Dans ce bistrot-là, se croisent - non, vivent ! - quelques personnages qui abusent de la dive bouteille et sont ivres en permanence, il faut le dire. Il y a Isidore l'instituteur, qui demande encore respect et considération pour la fonction qu'il a autrefois remplie, Edouard le buveur invétéré, Popaul le turfiste enragé toujours à la recherche de quelque sou lui permettant un nouveau pari grâce auquel il se "referait" ; il y a aussi Andrée - eh oui, l'alcoolisme est aussi féminin - d'abord bonne de l'établissement puis épouse de Pierrot.

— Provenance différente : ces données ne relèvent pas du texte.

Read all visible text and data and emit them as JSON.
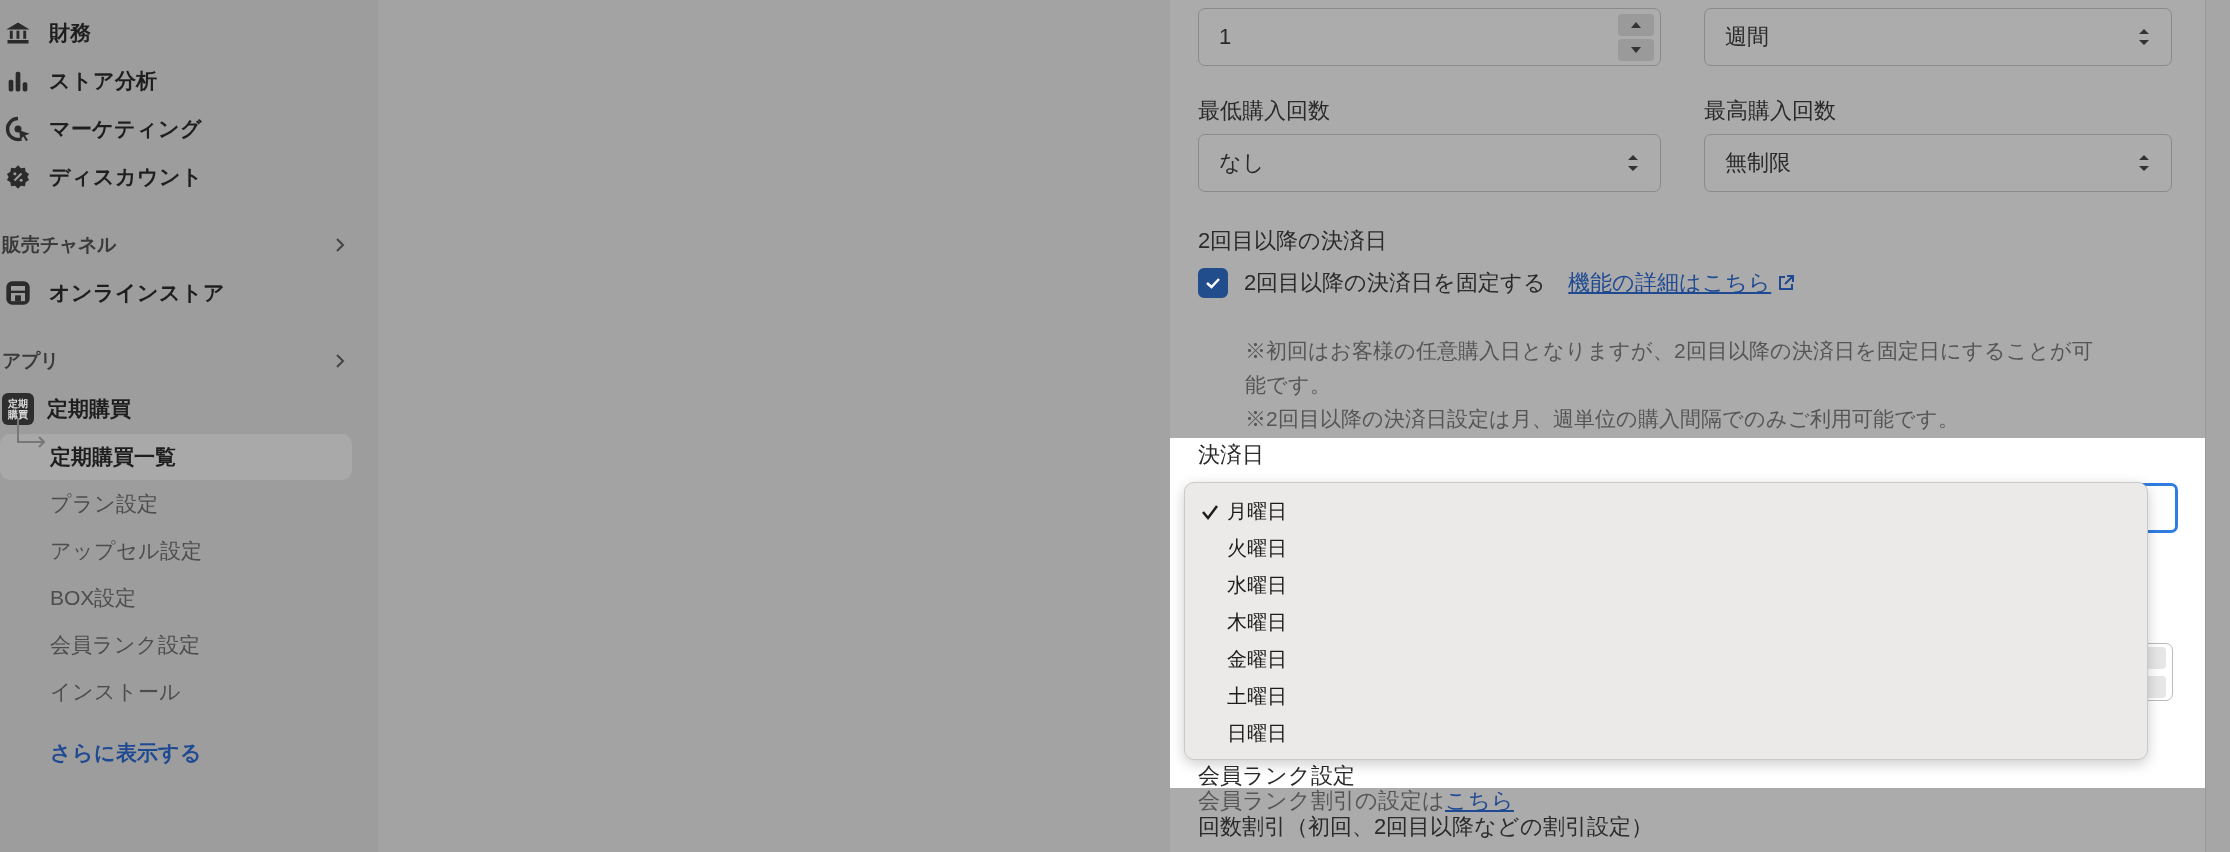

Mais il y a surtout Gaston, le père de ce fameux Pierrot dont tout le monde attend le retour d'Australie où il est parti il y a 10 ans, laissant femme, amis et père dans ce bistrot, mais avec l'espoir de revenir RICHE... Gaston assure donc "l'intérim" derrière le bar, jouant à la fois le rôle du commerçant et de l'ami qui assume les "besoins" de ses coreligionnaires.
Les bouteilles se vident à toute allure, l'ivresse est permanente et c'est un vrai tour de force pour les acteurs que de jouer pendant deux heures les attitudes d'un homme ivre. Car leur ivresse est démonstrative, explosive, tonitruante et envahissante. Mais derrière ces gesticulations d'hommes et de femme ivres, quelle douleur ! Tout ce qui les a amenés à la "dive bouteille" n'est que désespoir et mauvais hasards. Et cette douleur est tellement bien rendue par les acteurs que l'émotion est là et nous étreint.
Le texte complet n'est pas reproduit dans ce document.